President Bush, who is vacationing at his ranch in Texas, spoke by secure video Friday with Iraqi Prime Minister Nouri al-Maliki to continue work on a plan to withdraw U.S. troops from Iraq by 2011. The deal being discussed sets a course for American combat troops to pull out of major Iraqi cities by next June, with a broader exit two years later from the long and costly war that began in March 2003. Both U.S. and Iraqi officials reiterated that the dates were hypothetical and that the departure of troops was subject to Iraqi national security and would be decided jointly by Iraq and the United States.

The agreement, which must be approved by the Iraqi parliament, is to be circulated among Iraqi political leaders and presented to parliament when lawmakers reconvene Sept. 9 after their summer break.

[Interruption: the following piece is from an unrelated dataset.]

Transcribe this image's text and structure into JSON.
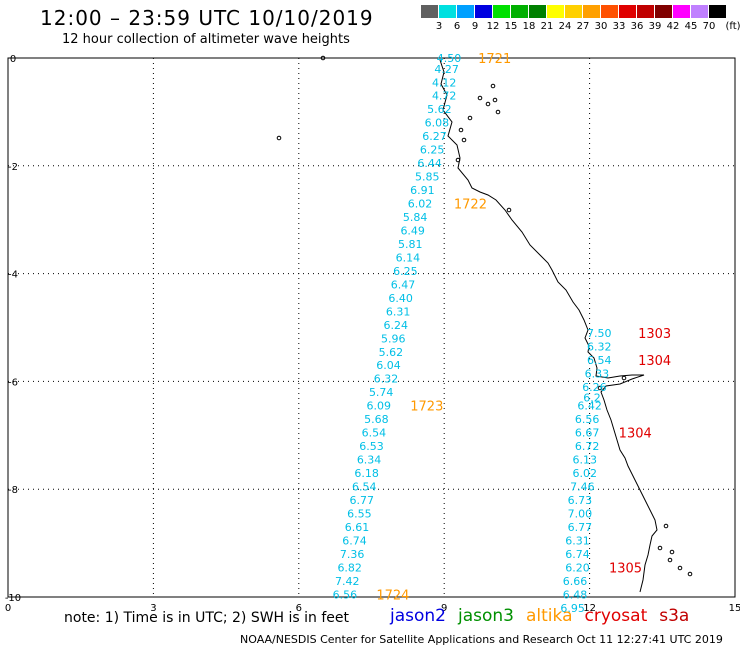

In Baghdad, debate over the deal has reignited the rhetoric coming from Shiite cleric Muqtada al-Sadr, who denounced the plan Friday for not setting a firm date for a U.S. withdrawal. At weekly prayer service in al-Sadr’s Baghdad stronghold of Sadr City and across the country, chants of “No to the agreement!” rang out through loudspeakers positioned along the street. Worshippers responded with applause and repeated the chant. Al-Sadrist preachers said any plan struck with the Americans was a blow to Iraq’s sovereignty.

There are about 140,000 U.S. forces presently in Iraq, according to United States Central Command, and more than 4,100 American troops have been killed there. The estimated cost of the war so far is over $547 billion, according to the National Priorities Project.